01/05/2026
Working with Kate. Tonight. Just finished our nightly leash work.
As Kate is a SDiT and will continue to work toward being a full, real, Service Dog. I will continue to describe some basic aspects of her training for that purpose.
Tonight, what we worked on was something besides the outward aspect of leash work in positioning, movement, speed, etc.

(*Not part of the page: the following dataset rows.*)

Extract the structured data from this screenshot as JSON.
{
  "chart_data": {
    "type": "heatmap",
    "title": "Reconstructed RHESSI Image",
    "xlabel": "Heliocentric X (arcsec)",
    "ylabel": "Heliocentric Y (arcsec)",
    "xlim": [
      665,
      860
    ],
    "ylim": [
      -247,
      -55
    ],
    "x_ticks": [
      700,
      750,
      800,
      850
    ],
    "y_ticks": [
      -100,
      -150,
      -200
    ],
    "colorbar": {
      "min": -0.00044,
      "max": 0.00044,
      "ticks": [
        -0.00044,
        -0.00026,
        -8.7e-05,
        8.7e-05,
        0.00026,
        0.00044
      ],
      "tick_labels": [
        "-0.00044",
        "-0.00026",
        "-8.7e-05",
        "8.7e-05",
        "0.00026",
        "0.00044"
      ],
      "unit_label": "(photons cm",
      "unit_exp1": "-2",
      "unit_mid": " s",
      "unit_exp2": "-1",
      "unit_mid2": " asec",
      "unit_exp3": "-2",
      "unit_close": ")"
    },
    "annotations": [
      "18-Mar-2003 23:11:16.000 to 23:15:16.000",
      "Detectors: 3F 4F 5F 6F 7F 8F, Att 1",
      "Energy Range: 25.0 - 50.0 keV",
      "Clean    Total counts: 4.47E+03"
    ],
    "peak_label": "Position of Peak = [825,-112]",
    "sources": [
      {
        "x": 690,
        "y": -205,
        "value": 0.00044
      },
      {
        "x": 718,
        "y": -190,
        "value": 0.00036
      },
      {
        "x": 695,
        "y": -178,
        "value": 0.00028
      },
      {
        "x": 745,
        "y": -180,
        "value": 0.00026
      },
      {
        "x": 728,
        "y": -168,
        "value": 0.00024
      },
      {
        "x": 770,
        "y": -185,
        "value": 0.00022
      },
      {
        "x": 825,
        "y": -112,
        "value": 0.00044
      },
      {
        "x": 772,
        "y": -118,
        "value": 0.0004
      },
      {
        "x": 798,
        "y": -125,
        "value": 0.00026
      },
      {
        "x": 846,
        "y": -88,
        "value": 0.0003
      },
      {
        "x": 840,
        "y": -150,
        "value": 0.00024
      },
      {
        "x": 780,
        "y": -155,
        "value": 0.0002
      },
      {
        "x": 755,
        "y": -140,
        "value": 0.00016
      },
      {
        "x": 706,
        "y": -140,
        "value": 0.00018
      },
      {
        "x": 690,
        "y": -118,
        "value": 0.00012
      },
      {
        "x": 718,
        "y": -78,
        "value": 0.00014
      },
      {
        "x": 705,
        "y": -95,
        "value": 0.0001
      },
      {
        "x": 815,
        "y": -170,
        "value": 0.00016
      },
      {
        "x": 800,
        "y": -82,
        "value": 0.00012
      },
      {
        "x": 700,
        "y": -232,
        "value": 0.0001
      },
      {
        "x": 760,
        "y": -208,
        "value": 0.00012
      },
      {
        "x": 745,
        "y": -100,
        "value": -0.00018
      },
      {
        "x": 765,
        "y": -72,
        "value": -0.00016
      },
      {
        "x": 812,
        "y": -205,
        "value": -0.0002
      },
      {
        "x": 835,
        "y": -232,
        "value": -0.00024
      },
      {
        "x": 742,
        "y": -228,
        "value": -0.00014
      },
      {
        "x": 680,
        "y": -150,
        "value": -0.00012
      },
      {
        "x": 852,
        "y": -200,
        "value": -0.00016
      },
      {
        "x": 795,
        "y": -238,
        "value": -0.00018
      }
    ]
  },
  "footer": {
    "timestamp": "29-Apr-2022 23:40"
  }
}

That is the obvious physical “look” of what we are doing.
What we worked, and continue to do so, is as follows:
Heel left
Heel right
Heel center (while moving)
Position static left
Position static right
Postition static center
Position static left, right, center - sit
Movement speed, slow, normal pace, fast walk pace, easy run
Turn left, right, left around (180), right around
Turn from left heel, right heel, center heel
Stop
Stop/auto sit
Stop back up
Head - nose up: nose down (almot tracking position)
Head planted against my leg as we are moving.
Sit - me complete walk around without her moving. Also sit and me moving then asking her to position herself right, left or center wherever I stop
And more.
You might wonder, why all of these aspects and positions? Because we will need all of these aspects working in the real world of a Service Dog. Positioning in crowded locations requires all of these aspects. And more.
But there are two more important aspects than just these: while working these: 1: Are you enjoying it (that is, how do YOU present it)? 2: how well do you transition and recover from position, movement, environment change, etc.? That is the key. Does this dog enjoy doing it, does this dog want more of it, and how well does this recover from a novel event?
Resilience is talked about in terms of several aspects, but working in resilience, novel recovery, novel challenge enjoyment is the goal.